La lunga strada dei “porti di pace”La giornata di ieri, venerdì 6 febbraio 2026, è stata doppiamente importante.
Da una parte i lavoratori di molti porti europei (ventuno), di cui undici
italiani, hanno concretamente protestato contro le politiche di riarmo e
ripetuto che «i portuali non lavorano per la guerra». Un effetto non secondario
né casuale è stato aver costretto quattro navi a cambiare il loro programma di
viaggio: così «ZIM Virginia», «ZIM New Zealand», «ZIM Australia» e «MSC Eagle
III» sono rimaste rispettivamente al largo dei porti di Livorno, Genova, Venezia
e Ravenna, in questo modo indirettamente confermando – come più volte rilevato
da Weapon Watch e dagli attivisti – di far parte della più strutturata catena
logistica al servizio dei conflitti, e in particolare del più disumano e
dissimulato in corso, quello contro i civili palestinesi. «ZIM Virginia» opera
infatti sulla rotta ad alto valor militare tra Usa e Israele, «ZIM New Zealand»
tocca in sequenza Marsiglia-Genova-Salerno-Ashdod ed è già stata segnalata per i
suoi carichi di armi e munizioni, «ZIM Australia» è stata sinora operativa sulla
tratta Constanta-Pireo-Ashod ma è stata recentemente collocata sulla rotta
dall’Adriatico settentrionale a Israele, e lo stesso vale per «MSC Eagle III»

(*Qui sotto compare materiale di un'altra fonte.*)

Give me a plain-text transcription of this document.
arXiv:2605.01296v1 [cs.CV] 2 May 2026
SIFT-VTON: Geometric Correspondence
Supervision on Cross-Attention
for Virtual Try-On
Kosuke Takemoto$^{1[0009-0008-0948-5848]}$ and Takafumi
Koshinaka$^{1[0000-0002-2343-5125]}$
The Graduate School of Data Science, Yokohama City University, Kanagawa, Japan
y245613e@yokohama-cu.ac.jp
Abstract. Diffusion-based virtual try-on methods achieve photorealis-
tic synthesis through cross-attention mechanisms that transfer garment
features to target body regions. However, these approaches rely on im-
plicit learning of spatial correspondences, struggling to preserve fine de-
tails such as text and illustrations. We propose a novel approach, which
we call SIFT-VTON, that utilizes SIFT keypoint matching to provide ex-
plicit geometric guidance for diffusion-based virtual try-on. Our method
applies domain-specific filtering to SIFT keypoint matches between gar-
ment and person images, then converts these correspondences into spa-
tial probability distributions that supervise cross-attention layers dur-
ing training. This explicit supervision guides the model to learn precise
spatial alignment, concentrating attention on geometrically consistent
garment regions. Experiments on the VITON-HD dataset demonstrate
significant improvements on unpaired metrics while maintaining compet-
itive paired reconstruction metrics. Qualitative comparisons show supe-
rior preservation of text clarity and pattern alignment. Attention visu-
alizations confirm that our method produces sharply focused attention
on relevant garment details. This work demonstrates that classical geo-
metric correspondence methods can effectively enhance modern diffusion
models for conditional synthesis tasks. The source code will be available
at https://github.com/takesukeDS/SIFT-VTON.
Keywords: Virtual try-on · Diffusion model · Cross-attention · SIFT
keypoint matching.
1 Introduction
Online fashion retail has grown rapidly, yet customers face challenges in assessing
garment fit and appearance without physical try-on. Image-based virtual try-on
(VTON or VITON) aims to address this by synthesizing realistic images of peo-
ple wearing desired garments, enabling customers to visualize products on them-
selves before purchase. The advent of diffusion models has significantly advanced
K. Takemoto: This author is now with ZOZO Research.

che copre Koper-Trieste-Venezia-Ashdod.
Il corteo che si è svolto a Genova, la sera del 6 febbraio 2026, in occasione
dello sciopero di 21 porti europei contro la guerra.
Dall’altra, sempre ieri al Consiglio comunale di Genova è stata presentata una
proposta di delibera – prima firmataria Francesca Ghio (AVS) – per l’istituzione
di un “osservatorio consiliare permanente per la trasparenza, la sostenibilità
etica e la sicurezza dei lavoratori del porto di Genova”. È il primo passo
perché istituzioni e lavoratori del porto possano cooperare per rendere concreta
la definizione «Genova porto di pace» che associazione, sindacati, gruppi
giovanili e religiosi hanno da tempo fatto propria. Naturalmente anche questa
proposta si muoverà secondo i tempi della politica, e servirà un’assidua
vigilanza e molta pressione perché si possa trasformare nell’auspicato organismo
di confronto. Ma ai portuali, e soprattutto a quelli genovesi, non manca né
l’iniziativa né le lotta che incalzano e aggregano, e infatti già stanno
organizzando la prossima flottilla. E neppure bisogna sottovalutare l’attenzione
che alla proposta genovese stanno prestando in altre città portuali italiane,
innanzi tutto Ravenna, Livorno e Bari, dove nelle prossime settimane partiranno
dal basso altre iniziative simili specialmente rivolte alle autorità.
Era il 2 aprile del 2022 quando portuali e cittadini di Genova chiesero alle
autorità dello Stato e del porto il rispetto delle norme che controllano il
commercio delle armi,
in una grande manifestazione pubblica che si mosse dalla cattedrale di San
Lorenzo per terminare davanti a Palazzo San Giorgio.